For a moment the doctor thought he was lost in his memories again, but the panic that accompanied those moments didn’t come. Instead Leonard just whispered, “Leave me alone, please.”
He rubbed his now empty hand over his injured arm and then dug his fingers into the wounds, and that did it for M’Benga. With three long strides he reached his friend and took hold of his arms. McCoy was so weak and his wrists so thin, M’Benga could pin both of them against the wall with one hand while he fumbled for a hypo with the other.
Leonard fought him, but still he did not panic at the rough contact when usually a hard stare was enough to send him over the edge. “No,” he said, pleaded. “Don’t. Please, don’t take it from me! I need to… I can…”
M’Benga found the hypo, but he also realised that he might actually get some explanations out of the other man if he gave him a chance to speak. “Okay,” he said. “I’m going to let you go now, as long as you promise not to harm yourself anymore. The moment your hand comes even close to those wounds you’ll be so full of sedatives you won’t move for a week. Understood?”
For a moment, it seemed as if his patient hadn’t even heard him, but then he nodded weakly. M’Benga let go of his wrists but kept a hand on his arm and gently pulled him out of the office. Leonard followed willingly - or rather, as if he had no will at all. He moved slowly and M’Benga had to support him more and more, but he never resisted, sat down on one of the beds in the main room when the doctor told him to and let him examine the wounds on his arm without protest.

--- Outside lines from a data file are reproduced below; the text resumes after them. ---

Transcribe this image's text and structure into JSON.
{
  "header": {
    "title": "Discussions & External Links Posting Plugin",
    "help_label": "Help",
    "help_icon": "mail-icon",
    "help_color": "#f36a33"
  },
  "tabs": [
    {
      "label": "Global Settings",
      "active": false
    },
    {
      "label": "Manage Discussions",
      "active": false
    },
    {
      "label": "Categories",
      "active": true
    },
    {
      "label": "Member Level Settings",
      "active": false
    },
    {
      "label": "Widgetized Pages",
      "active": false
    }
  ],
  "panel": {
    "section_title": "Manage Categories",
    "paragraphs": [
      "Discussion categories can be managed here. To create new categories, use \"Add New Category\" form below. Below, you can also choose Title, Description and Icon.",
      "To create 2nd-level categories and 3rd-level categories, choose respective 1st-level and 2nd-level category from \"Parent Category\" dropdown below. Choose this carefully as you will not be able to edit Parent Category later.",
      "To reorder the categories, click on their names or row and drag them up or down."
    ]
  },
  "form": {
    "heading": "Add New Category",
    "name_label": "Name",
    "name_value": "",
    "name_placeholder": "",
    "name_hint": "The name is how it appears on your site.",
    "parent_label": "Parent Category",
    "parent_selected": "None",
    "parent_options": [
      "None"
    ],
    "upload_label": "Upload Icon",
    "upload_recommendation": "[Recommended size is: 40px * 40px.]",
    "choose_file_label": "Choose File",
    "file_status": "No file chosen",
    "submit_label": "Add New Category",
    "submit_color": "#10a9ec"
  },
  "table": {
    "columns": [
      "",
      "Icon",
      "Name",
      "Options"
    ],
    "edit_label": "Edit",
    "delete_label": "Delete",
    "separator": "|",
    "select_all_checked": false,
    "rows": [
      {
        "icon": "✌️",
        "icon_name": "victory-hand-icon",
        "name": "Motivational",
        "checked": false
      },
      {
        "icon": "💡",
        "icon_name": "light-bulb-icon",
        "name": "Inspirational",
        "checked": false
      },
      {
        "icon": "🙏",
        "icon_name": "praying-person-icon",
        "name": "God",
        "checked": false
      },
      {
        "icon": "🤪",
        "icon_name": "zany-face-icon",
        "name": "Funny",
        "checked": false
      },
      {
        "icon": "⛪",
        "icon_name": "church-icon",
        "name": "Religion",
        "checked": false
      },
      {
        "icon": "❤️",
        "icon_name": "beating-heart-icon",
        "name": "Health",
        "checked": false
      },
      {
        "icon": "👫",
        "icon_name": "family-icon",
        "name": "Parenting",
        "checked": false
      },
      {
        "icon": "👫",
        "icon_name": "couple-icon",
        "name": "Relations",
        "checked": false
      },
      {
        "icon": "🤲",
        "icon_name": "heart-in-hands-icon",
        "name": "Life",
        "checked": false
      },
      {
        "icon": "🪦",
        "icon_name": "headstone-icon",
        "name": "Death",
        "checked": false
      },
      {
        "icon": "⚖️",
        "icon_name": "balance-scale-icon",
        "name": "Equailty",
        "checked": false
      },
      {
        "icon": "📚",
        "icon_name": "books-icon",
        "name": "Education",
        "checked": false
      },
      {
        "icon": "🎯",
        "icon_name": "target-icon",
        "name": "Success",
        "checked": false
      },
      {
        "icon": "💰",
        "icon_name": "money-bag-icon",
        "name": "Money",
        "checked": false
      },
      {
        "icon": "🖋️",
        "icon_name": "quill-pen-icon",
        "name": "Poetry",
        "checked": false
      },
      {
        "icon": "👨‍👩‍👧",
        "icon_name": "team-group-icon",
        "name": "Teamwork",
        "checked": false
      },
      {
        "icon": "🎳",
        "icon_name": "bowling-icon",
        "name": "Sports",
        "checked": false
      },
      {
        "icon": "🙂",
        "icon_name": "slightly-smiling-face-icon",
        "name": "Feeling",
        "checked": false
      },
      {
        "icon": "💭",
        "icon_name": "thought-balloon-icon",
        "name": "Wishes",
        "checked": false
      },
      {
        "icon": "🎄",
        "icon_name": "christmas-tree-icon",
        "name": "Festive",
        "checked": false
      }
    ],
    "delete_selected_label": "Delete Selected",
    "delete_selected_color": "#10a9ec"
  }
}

There were five deep cuts, clean but nasty. One of them was deep enough to damage the bone. M’Benga had seen far worse wounds since first becoming a doctor, but the thought of his friend doing this to himself made him feel sick.
The lowest cut was right above the bandage still hiding the wounds on Leonard’s wrists. Even though the other Spock had obviously known what he was doing when he pierced them, the damage was too extensive to be healed by a simple treatment with a dermal regenerator. M’Benga feared that surgery would be necessary eventually, but he agreed with Sanchez that it would be best if they waited until McCoy was stronger.
He had a lot of medical procedures still waiting for him. First of all they needed to replace the organs he had lost in the other universe. Replacements were being cloned this moment, but it would be another few days before they were ready.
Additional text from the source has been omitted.